This is the last in a series of four articles describing the packaged investment products in relation to which the Law Society may authorise firms to conduct business.

In the previous articles (see (1997) Gazette, 14 May, p 29; 29 May, p 39 & 11 June, p 291 we considered protection products and collective investments and this article deals with the third type of packaged product, namely pensions.The most striking development in the pensions world over the past decade has been the decline of the traditional final salary occupational pension scheme and the increase in personal provision.

This can be ascribed to three factors: reduced permanency of employment; the increased costs involved in maintaining occupational schemes; and the introduction of the personal pension plan (PPP).The underlying shift has been from final salary to money purchase; ie from defined benefit schemes to defined contribution schemes.

Employers have been quick to appreciate the advantages of escaping the open-ended obligation imposed by final salary schemes, which guarantee benefits as a proportion of employees' final salaries and replacing this with arrangements which shift onto the employee the risk that investment returns may not produce the required levels of benefit.Employers have moved into money purchase at two levels.

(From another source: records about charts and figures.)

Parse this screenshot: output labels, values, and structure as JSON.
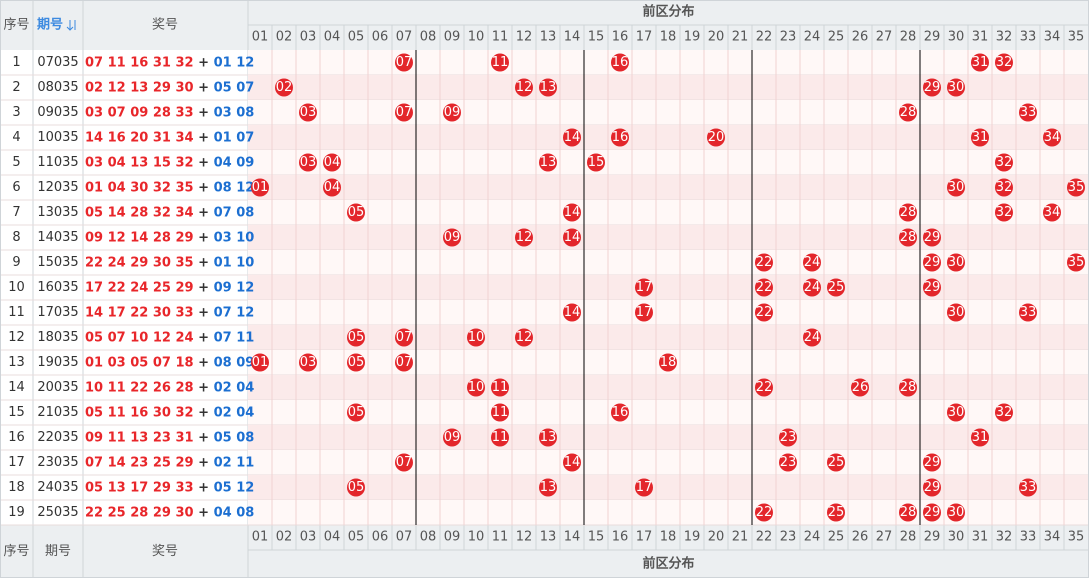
{
  "header": {
    "col_index": "序号",
    "col_issue": "期号",
    "col_numbers": "奖号",
    "zone": "前区分布",
    "numbers": [
      "01",
      "02",
      "03",
      "04",
      "05",
      "06",
      "07",
      "08",
      "09",
      "10",
      "11",
      "12",
      "13",
      "14",
      "15",
      "16",
      "17",
      "18",
      "19",
      "20",
      "21",
      "22",
      "23",
      "24",
      "25",
      "26",
      "27",
      "28",
      "29",
      "30",
      "31",
      "32",
      "33",
      "34",
      "35"
    ]
  },
  "separator": "+",
  "rows": [
    {
      "index": 1,
      "issue": "07035",
      "front": [
        "07",
        "11",
        "16",
        "31",
        "32"
      ],
      "back": [
        "01",
        "12"
      ]
    },
    {
      "index": 2,
      "issue": "08035",
      "front": [
        "02",
        "12",
        "13",
        "29",
        "30"
      ],
      "back": [
        "05",
        "07"
      ]
    },
    {
      "index": 3,
      "issue": "09035",
      "front": [
        "03",
        "07",
        "09",
        "28",
        "33"
      ],
      "back": [
        "03",
        "08"
      ]
    },
    {
      "index": 4,
      "issue": "10035",
      "front": [
        "14",
        "16",
        "20",
        "31",
        "34"
      ],
      "back": [
        "01",
        "07"
      ]
    },
    {
      "index": 5,
      "issue": "11035",
      "front": [
        "03",
        "04",
        "13",
        "15",
        "32"
      ],
      "back": [
        "04",
        "09"
      ]
    },
    {
      "index": 6,
      "issue": "12035",
      "front": [
        "01",
        "04",
        "30",
        "32",
        "35"
      ],
      "back": [
        "08",
        "12"
      ]
    },
    {
      "index": 7,
      "issue": "13035",
      "front": [
        "05",
        "14",
        "28",
        "32",
        "34"
      ],
      "back": [
        "07",
        "08"
      ]
    },
    {
      "index": 8,
      "issue": "14035",
      "front": [
        "09",
        "12",
        "14",
        "28",
        "29"
      ],
      "back": [
        "03",
        "10"
      ]
    },
    {
      "index": 9,
      "issue": "15035",
      "front": [
        "22",
        "24",
        "29",
        "30",
        "35"
      ],
      "back": [
        "01",
        "10"
      ]
    },
    {
      "index": 10,
      "issue": "16035",
      "front": [
        "17",
        "22",
        "24",
        "25",
        "29"
      ],
      "back": [
        "09",
        "12"
      ]
    },
    {
      "index": 11,
      "issue": "17035",
      "front": [
        "14",
        "17",
        "22",
        "30",
        "33"
      ],
      "back": [
        "07",
        "12"
      ]
    },
    {
      "index": 12,
      "issue": "18035",
      "front": [
        "05",
        "07",
        "10",
        "12",
        "24"
      ],
      "back": [
        "07",
        "11"
      ]
    },
    {
      "index": 13,
      "issue": "19035",
      "front": [
        "01",
        "03",
        "05",
        "07",
        "18"
      ],
      "back": [
        "08",
        "09"
      ]
    },
    {
      "index": 14,
      "issue": "20035",
      "front": [
        "10",
        "11",
        "22",
        "26",
        "28"
      ],
      "back": [
        "02",
        "04"
      ]
    },
    {
      "index": 15,
      "issue": "21035",
      "front": [
        "05",
        "11",
        "16",
        "30",
        "32"
      ],
      "back": [
        "02",
        "04"
      ]
    },
    {
      "index": 16,
      "issue": "22035",
      "front": [
        "09",
        "11",
        "13",
        "23",
        "31"
      ],
      "back": [
        "05",
        "08"
      ]
    },
    {
      "index": 17,
      "issue": "23035",
      "front": [
        "07",
        "14",
        "23",
        "25",
        "29"
      ],
      "back": [
        "02",
        "11"
      ]
    },
    {
      "index": 18,
      "issue": "24035",
      "front": [
        "05",
        "13",
        "17",
        "29",
        "33"
      ],
      "back": [
        "05",
        "12"
      ]
    },
    {
      "index": 19,
      "issue": "25035",
      "front": [
        "22",
        "25",
        "28",
        "29",
        "30"
      ],
      "back": [
        "04",
        "08"
      ]
    }
  ]
}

The Executive Pension Plans (EPPs) introduced by the Finance Act 1970 continue to provide the means of securing bespoke benefits for senior executives, whether insured or self-administered, and whether in addition to or in lieu of occupational scheme membership.

For their workforces, companies have been able to choose between company money purchase schemes which could either be contracted into the SERPs scheme (CIMPs) or contracted out (COMPs).A third alternative is for the employer to avoid involvement in scheme administration by establishing a bulk deal with a PPP provider, to encourage employees to make their own provision on terms which would not be available to them individually.In the event, the increasing cost burden placed on company schemes -- the latest twist having come from the Pensions Act 1995 -- has all but driven COMPs out of the market and has produced a wholesale movement to what have become known as Group PPPs.Meanwhile, special situations have been addressed by special products.

For members of occupational schemes wishing to make additional personal contributions, free-standing additional voluntary contracts (AVCs) are available; while scheme leavers with accrued benefits have been able to transfer these into s 32 buy-out bonds, in which the value of accrued SERPS benefits can be guaranteed.

However, both types of contract are affected by the process of simplification.

The replacement under the Pensions Act 1995 of guaranteed minimum pensions (GMPs) with 'equivalent benefits' has placed a question over the future of transfer policies; while the government is proposing to bring the rules for free standing AVCs (FSAVCs) into line with those for PPPs.

In consequence of this increasing polarisation between final salary occupational schemes and GPPs, decisions on whether or not to contract out of SERPs have also been devolved to the individual.Rebate-only PPPs, whose sole function is to receive the National Insurance rebate for contracted-out employees, can operate alongside both contributory PPPs and COMPs and have therefore become the preferred medium for individual contracting-out.When contracting-out through the PPPs was introduced in 1988, the government was keen to reduce the long-term demands on state provision and offered a flat-rate rebate, regardless of age, together with generous incentives to encourage the young to contract out.

The emphasis has now swung to dissuading those who have already contracted out from contracting back into SERPs and consequently with effect from April 1997 age-related rebates have been introduced.For the self-employed, the options are more limited.

S 226 Retirement Annuity Contracts (RACs) have been replaced by PPPs though existing RACs may be maintained alongside PPPs and a yearly decision can be taken as to whether the different contribution limits favour further investment in one or the other.

There is also an interesting new variant of PPP, namely the 'income withdrawal' plan, which was introduced in order to assist policyholders whose retirement coincided with a period of low annuity rates to delay purchasing their pension annuity.

This plan enables PPP holders (and prospectively EPP holders) any time after the age of 50 to transfer the value of their accrued contracts into a new plan from which a proportion of the investment income can be withdrawn, within limits laid down by the Government Actuaries Department.The result is that the tax-exempt pension investment fund can be maintained until up to the age of 75 and will form part of the estate on death.

Meanwhile tax-free cash can be taken out when the income withdrawal plan is effected, thus incidentally giving PPPs a fillip as a medium for mortgage repayment.Many income withdrawal plans are arranged as self-invested PPPs (SIPPs) which enable policyholders and advisers to agree a purpose-built investment portfolio which addresses the time scales and varying income needs of each individual.Pensions have traditionally accounted for the major part of the business of most financial advisers, but the pensions mis-selling scandal has curtailed activity.

All the financial services regulators now insist that persons who are qualified to undertake packaged products business must seek special approval to undertake transfer business and the Personal Investment Authority (PIA) is proposing to demand an additional level of qualification.Meanwhile the Law Society has already gone one stage further by requiring that firms which it authorises must demonstrate the same higher level of competence if they wish to undertake almost all types of pensions business other than that involving individual PPPs.With an expanding retired population and reduced state provision, pensions are perceived as the major growth area of financial services.

Solicitors who understand the synergy with their legal work and commit themselves to the necessary training stand to reap rich rewards.